What case, exactly? For what? That was beside the point. He’s a “rich old white man,” Bragg said.
Even mob bosses get the privilege of prosecutors who at least pretend to follow the crime to the man. Bragg had no clue as to the supposed crime but a clear obsession with the man. He promised to follow the man to the crime—any crime. That’s wrong, plain and simple.
It matters not whether Bragg gets lucky in his quest and actually finds a crime—and he probably has not in President Trump’s case—anymore than it matters whether our sharecropper’s son running for mayor really did violate the vehicle code. It’s illegal retaliation either way.
One is allowed to enjoy constitutional rights in America without the state making you a target. That’s why we passed federal laws to put agents of the state who engage in such behavior in federal prison—which is where Alvin Bragg belongs if a jury of his peers should find him guilty of harboring illegal intent in his prosecution of Trump.
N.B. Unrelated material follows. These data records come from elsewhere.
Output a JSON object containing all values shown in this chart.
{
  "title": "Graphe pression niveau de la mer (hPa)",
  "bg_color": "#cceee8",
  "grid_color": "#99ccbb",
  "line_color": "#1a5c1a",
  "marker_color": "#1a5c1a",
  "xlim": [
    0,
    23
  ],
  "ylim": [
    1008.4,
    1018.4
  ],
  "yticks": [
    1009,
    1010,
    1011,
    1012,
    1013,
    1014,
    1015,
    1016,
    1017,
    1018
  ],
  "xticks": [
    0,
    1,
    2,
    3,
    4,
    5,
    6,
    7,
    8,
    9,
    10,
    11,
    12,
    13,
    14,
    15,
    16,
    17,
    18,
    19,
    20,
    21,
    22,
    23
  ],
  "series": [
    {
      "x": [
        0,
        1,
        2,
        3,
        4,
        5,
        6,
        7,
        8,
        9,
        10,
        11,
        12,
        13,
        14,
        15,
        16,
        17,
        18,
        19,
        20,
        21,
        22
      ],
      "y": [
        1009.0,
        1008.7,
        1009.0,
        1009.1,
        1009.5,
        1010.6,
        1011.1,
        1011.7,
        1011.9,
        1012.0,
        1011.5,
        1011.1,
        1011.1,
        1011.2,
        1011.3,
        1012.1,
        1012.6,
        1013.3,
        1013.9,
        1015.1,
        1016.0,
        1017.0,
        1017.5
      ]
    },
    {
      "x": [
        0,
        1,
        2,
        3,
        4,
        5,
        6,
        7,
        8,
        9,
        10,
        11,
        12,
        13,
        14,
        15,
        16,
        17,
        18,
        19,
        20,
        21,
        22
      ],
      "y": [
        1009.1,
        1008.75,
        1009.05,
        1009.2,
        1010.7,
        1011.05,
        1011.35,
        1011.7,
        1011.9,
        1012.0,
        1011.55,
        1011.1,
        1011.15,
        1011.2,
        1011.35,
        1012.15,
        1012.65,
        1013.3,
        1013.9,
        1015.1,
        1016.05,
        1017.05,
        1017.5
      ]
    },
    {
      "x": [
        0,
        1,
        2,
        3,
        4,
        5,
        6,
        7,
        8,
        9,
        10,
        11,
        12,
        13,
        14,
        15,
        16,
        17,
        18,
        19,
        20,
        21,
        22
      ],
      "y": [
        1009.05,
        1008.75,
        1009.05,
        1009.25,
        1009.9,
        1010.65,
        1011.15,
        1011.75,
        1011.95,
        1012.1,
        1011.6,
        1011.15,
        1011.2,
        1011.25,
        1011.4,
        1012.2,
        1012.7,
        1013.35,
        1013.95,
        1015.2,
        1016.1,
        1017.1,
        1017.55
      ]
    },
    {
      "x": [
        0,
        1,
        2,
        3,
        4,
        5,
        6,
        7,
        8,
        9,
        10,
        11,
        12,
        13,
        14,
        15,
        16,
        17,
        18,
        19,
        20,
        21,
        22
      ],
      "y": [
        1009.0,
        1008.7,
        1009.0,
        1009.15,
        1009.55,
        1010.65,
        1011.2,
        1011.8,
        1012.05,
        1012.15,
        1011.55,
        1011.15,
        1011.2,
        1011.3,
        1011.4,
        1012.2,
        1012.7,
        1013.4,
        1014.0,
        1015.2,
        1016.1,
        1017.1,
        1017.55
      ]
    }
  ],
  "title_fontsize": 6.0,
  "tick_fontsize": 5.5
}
If he is dedicating enormous sums of his office’s money and man hours all to retaliate against one man because that man is white and decided to run for president, he is guilty of a crime.
Bragg had his office look into one charge against Trump and then, when his prosecutors told him that it wouldn’t work, had them look into another. And when his prosecutors told him that that wouldn’t work either, he had them look again into the first one. Over and over, he had his prosecutors brainstorm with Trump’s enemy, the disgraced ex-lawyer and felon Michael Cohen, in what likely exceeded over a dozen meetings—all to cook up a case against Trump. If a jury finds Bragg would have dismissed the case had Trump advanced different politics or been another race, then Bragg committed a crime and belongs in prison.
As Nancy Pelosi tweeted about President Trump after news broke of his indictment, Bragg would have the opportunity to “prove his innocence” after his. But in Bragg’s case, no one would need to look very hard for why he would be facing the jury. At high noon and in the middle of Fifth Avenue, it seems Alvin Bragg conspired to violate President Trump’s civil rights. He should not get away with it.